“No trickery. No choice, but no trickery,” said Red Hot Chili Peppers guitarist Flea after their 2014 Super Bowl halftime performance.
His now-viral words refer to the fact that the bands’ instruments were unplugged during their guest appearance with Bruno Mars. Instead, they played along with a pre-recorded track, per demand of the Super Bowl committee.
In other words, the Super Bowl committee decided to not let a celebrated, time-honored rock band play their instruments in fears that something would go wrong. If there’s a more widespread act of blasphemy against the entity of music, let me know.
While many point the finger at RHCP for taking the ‘live’ out of a ‘live performance,’ the blame is largely elsewhere. They made a compromise because of the monumental opportunity they were given.
Instead, once again, the blame belongs to the faceless.
“The faceless” refers to the network executives that, for some reason, are allowed to make decisions that sacrifice musical integrity in return for hopes of higher TV ratings.
These are the same people that forced Beyoncé to lip-sync at the 2012 presidential inauguration; the ones who were too afraid to let Eminem put down live vocals during his 2013 SNL performance. All of these corporate decision-makers know nothing more about music than the fact that if you do it wrong live, it can hurt their ratings. Yet they continue to regulate televised music performances unquestioned and unchallenged.

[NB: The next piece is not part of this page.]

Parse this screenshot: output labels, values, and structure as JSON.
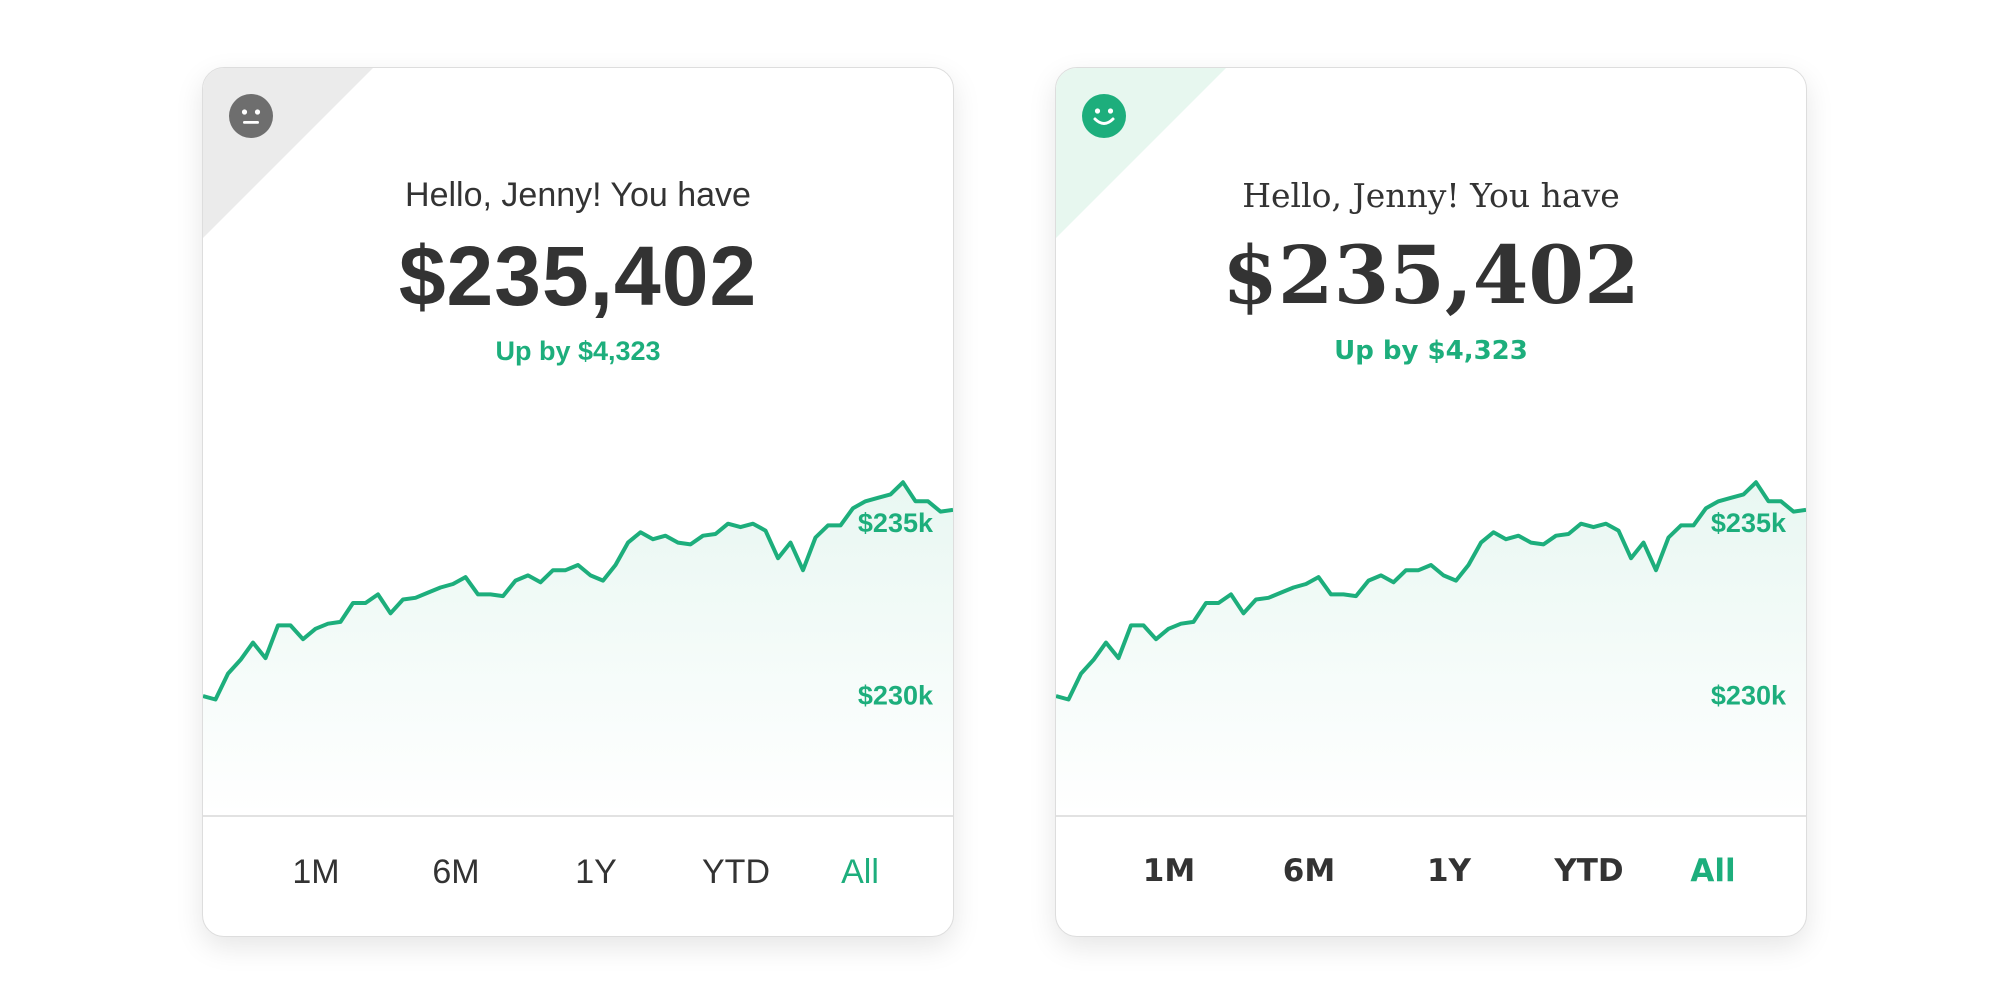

The Red Hot Chili Peppers’ case is only the most recent, but it’s not at all a new issue. For years, network executives have attempted to strip artists of their creative licenses, and in the past, artists have had the audacity to fight back.
The most infamous case of rebellion came from Nirvana. They were performing on “Top of the Pops,” a U.K. music TV show in which artists aren’t permitted to play live, instead having to sing and play over a pre-recorded track. In response, frontman Cobain and his grunge-rock crew stomped on the show’s jaded musical ideals.
The band didn’t even pretend to play their instruments, instead jumping around on stage while Cobain sang “Smells Like Teen Spirit” a comical octave lower, even trying to swallow the microphone at one point.
For artists everywhere, this was a historic moment. Everyone recognized how ridiculous the show’s live music policy was, but it took a punk-idealist mind like Cobain’s to publicly point out how senseless it was.
Sadly, that was the last well-known act of defiance, and since then, the situation has gotten more and more dire for artists. Now, when a musician performs on television, it’s no longer in the name of art. It’s in the name of profit.
I can’t blame the Red Hot Chili Peppers for performing under those circumstances. If the Super Bowl invited me onto the halftime show to perform with over 100 million people watching, I’d play/not play anything they asked me to.
However, I am not a brave man. Cobain was a brave man. He showed the network and the world that rock and roll isn’t about pre-recordings. Rock and roll is about performance, about defiance, about expression.
If more musicians don’t adapt Cobain’s mindset, we may lose those ideals forever.